Superior Mesenteric and Celiac Artery Blood Flow
Intestinal hypoperfusion is a known risk factor for necrotizing enterocolitis (NEC). Studies evaluating blood flow to the abdominal organs in general, and to the superior mesenteric artery (SMA) in particular, have uniformly demonstrated a decrease in blood flow in the presence of a hsPDA. Diastolic flow reversal in the descending aorta has been reported as early as 4 hours after birth; flow reversal can be seen in 34% and 46% of very preterm infants with a large PDA, at 12 and 24 hours after birth, respectively. In addition, administration of indomethacin appears to directly reduce not only CBF but also intestinal blood flow.
Studies using preterm lambs, during the first 10 hours after delivery, demonstrate that even small ductal shunts (those <40% of the LVO) cause significant reductions in blood flow to the abdominal organs. The decrease in organ blood flow occurs despite significant increases in cardiac output and is due to the combined effects of decreased perfusion pressure and localized vasoconstriction. Similar findings were also reported by other investigators. In premature primates, mesenteric blood flow is decreased in both fasting and fed states in the presence of a PDA. Despite the changes in blood flow, oxygen consumption in the terminal ileum appears to be unaffected by the presence of a PDA in preterm lambs.
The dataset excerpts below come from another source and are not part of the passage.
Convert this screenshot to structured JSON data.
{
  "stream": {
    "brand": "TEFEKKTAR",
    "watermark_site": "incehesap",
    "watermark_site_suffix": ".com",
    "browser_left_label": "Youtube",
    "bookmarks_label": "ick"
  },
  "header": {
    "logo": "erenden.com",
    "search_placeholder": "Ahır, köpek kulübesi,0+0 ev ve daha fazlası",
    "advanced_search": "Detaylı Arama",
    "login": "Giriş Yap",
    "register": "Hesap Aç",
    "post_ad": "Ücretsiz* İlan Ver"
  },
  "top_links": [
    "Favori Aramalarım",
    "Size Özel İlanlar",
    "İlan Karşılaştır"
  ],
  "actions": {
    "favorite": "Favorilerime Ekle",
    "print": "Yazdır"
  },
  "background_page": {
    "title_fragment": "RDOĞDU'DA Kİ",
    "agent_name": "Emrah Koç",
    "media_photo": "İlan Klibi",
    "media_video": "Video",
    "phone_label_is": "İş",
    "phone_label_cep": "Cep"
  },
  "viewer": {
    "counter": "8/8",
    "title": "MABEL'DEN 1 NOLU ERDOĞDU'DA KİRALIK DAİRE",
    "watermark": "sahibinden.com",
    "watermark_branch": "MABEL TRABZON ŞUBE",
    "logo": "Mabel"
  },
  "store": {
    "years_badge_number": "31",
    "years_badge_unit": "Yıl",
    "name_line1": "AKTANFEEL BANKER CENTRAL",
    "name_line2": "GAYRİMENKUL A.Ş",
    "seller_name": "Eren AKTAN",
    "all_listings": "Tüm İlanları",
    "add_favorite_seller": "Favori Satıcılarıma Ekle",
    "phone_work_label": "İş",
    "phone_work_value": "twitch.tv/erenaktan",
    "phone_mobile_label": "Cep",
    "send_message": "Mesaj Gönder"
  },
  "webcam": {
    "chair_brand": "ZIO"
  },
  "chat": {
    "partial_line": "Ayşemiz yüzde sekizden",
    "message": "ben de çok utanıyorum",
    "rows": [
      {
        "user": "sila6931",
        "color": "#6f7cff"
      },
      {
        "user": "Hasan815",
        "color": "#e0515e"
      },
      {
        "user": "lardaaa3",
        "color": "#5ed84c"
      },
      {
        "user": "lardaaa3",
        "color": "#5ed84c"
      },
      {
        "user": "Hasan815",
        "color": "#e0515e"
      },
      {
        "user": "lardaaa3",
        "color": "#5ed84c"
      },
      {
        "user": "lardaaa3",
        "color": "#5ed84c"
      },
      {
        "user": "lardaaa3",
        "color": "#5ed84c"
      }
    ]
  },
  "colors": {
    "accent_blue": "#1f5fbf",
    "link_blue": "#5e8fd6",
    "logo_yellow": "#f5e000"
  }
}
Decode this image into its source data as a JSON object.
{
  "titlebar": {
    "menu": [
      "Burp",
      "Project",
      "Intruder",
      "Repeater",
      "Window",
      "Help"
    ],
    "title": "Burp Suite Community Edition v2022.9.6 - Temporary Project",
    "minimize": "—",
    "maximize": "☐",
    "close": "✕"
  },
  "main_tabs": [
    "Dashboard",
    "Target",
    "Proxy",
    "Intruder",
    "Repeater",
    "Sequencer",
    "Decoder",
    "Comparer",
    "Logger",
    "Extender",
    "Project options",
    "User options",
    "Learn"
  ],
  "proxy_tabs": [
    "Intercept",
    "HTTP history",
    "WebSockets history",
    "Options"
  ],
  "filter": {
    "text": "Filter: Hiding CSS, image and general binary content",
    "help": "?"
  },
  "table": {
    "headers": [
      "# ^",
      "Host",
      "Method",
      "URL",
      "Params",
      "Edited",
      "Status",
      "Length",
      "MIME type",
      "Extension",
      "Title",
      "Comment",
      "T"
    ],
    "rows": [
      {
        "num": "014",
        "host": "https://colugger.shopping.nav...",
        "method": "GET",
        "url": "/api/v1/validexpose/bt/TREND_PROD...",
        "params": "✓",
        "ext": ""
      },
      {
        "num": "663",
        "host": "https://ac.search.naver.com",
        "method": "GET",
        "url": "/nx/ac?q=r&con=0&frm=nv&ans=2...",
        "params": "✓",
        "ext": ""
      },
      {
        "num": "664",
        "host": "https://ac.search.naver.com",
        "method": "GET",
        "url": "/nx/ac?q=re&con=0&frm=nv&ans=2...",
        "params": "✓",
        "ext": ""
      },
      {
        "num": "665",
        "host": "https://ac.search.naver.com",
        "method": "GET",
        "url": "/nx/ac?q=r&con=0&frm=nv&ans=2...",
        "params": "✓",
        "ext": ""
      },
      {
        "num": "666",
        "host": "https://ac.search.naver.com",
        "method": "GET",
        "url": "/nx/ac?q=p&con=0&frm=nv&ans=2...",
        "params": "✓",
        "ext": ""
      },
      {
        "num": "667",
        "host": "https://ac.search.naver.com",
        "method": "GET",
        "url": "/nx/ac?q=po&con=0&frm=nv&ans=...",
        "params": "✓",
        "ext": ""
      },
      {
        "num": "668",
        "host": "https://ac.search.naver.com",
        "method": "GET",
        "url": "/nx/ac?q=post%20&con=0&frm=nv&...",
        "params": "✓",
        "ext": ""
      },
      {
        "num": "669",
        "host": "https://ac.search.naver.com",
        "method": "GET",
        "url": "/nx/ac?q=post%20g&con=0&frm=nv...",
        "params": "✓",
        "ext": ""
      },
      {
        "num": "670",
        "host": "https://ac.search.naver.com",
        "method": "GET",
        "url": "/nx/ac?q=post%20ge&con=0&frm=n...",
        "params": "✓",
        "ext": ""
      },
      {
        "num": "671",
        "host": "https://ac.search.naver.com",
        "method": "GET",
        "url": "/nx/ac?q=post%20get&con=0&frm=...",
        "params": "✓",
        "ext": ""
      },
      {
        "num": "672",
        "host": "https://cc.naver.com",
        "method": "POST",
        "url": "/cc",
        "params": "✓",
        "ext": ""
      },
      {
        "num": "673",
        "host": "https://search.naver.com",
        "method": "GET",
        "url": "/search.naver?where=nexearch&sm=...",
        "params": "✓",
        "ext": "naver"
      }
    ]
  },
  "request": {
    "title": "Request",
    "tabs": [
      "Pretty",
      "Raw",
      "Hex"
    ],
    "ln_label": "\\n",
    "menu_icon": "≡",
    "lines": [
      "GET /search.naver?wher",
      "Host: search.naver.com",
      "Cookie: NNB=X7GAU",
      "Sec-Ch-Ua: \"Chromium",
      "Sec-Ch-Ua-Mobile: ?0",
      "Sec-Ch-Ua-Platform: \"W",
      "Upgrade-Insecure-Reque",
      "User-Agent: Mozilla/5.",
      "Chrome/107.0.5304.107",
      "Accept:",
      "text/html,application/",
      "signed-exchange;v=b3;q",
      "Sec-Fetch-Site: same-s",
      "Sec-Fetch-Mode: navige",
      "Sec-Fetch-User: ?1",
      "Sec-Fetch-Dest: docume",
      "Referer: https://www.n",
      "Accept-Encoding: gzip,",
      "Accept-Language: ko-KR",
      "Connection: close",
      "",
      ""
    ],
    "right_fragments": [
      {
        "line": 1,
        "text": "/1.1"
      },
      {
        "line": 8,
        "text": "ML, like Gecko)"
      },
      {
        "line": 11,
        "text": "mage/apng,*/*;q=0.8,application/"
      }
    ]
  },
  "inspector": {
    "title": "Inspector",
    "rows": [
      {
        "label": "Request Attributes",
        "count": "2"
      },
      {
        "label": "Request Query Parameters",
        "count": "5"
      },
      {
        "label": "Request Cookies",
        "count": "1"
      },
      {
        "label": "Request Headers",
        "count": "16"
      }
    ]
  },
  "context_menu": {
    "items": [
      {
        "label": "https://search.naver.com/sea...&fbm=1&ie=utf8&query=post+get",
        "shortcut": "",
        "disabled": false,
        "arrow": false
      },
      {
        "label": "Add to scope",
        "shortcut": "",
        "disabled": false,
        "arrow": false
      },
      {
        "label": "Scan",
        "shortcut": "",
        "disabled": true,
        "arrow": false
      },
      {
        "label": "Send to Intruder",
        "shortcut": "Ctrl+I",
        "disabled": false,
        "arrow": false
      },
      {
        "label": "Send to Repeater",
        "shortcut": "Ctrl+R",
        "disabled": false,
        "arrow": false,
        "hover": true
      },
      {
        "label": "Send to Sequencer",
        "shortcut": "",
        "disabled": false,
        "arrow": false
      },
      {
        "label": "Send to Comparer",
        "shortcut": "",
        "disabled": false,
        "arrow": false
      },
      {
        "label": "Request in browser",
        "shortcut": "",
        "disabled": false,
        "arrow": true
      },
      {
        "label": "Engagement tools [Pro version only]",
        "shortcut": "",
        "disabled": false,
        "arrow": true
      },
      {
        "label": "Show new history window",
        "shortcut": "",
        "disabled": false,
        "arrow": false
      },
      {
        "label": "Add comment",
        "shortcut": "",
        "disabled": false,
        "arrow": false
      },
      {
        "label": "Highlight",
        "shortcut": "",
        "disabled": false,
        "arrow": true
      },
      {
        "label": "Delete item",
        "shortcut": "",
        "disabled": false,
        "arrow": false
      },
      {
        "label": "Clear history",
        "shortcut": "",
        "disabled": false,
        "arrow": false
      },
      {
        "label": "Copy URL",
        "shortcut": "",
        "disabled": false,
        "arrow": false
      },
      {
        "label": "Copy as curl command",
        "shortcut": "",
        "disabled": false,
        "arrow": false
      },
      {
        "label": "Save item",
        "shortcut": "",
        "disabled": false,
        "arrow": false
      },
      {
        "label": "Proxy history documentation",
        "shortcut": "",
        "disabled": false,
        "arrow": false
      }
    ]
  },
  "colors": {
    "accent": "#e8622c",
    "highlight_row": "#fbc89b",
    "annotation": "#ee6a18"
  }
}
Similar findings have been reported in premature human infants. Martin et al. reported retrograde diastolic flow in the descending aorta of preterm infants with a large PDA, which resolved after closure of the DA. Similarly, Deeg et al. and Coombs et al. demonstrated a decrease in both the systolic and diastolic blood flow velocities in the SMA and celiac artery in preterm infants with a PDA. The diastolic blood flow abnormalities appeared to be greater in the SMA. Using ultrasound, Shimada et al. assessed left cardiac output and abdominal aortic blood flow in VLBW infants before and after ductal closure and compared the findings with those obtained in patients without a PDA ( Fig. 22.3 ). Despite a higher left ventricular cardiac output in the PDA group, blood flow in the abdominal aorta was lower in the PDA group than in the controls. Abdominal aortic blood flow increased significantly after ductus closure. These changes in intestinal perfusion have led to concerns when feeding infants with a PDA.